R2022b also features the new Medical Imaging Toolbox, which provides tools for medical imaging applications to design, test, and deploy diagnostic and radiomics algorithms that use deep learning networks.

Medical researchers, scientists, engineers, and device designers can use Medical Imaging Toolbox for multi-volume 3D visualization, multimodal registration, segmentation, and automated ground truth labelling for training deep learning networks on medical images.

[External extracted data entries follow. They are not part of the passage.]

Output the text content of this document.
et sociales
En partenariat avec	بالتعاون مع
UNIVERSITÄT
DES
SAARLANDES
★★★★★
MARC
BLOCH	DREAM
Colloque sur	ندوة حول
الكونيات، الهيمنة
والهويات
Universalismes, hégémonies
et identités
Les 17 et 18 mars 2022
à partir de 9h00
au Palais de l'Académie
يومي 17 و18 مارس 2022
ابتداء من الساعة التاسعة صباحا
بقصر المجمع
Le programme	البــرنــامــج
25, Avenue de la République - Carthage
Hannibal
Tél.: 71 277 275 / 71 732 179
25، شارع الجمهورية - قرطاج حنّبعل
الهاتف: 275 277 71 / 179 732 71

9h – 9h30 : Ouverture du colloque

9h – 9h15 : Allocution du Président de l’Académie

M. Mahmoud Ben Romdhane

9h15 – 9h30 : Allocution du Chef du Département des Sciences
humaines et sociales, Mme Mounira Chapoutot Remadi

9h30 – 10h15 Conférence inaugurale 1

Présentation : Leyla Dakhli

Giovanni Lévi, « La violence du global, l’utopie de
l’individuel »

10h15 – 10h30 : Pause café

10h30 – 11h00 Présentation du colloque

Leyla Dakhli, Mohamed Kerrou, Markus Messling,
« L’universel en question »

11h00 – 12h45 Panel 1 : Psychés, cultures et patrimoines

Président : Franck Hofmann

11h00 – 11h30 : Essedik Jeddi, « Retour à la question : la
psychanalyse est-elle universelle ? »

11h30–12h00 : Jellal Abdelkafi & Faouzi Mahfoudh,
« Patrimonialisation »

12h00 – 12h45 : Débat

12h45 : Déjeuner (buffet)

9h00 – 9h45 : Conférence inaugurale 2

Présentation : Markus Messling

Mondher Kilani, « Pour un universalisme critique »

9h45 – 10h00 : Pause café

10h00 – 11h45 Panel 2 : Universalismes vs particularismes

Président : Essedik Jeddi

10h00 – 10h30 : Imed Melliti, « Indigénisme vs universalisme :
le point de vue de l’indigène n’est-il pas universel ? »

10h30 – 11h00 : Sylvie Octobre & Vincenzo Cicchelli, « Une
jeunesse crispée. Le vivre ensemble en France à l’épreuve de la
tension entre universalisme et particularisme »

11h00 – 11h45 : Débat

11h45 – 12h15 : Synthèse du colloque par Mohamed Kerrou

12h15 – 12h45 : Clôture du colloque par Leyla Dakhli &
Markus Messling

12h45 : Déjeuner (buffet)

R2022b also introduces updates to MATLAB and Simulink tools, including: 

AUTOSAR Blockset: Develop services-oriented applications using client-server ARA methods and deploy them on embedded Linux platforms. The tool lets users define data types and interfaces in an architecture model.

Fuzzy Logic Toolbox: Design, analyse, and simulate fuzzy inference systems (FIS) interactively using the updated Fuzzy Logic Designer app. In addition, the enhanced toolbox allows engineers and researchers to design type-2 FIS using command-line functions or the Fuzzy Logic Designer app.

HDL Coder: Generate optimised SystemC code from MATLAB for High-Level Synthesis (HLS) and use the frame-to-sample conversion for model and code optimization.

Model Predictive Control Toolbox: Use neural networks as prediction models for nonlinear model predictive controllers. In addition, the toolbox now lets users implement model predictive controllers that meet ISO 26262 and MISRA C standards.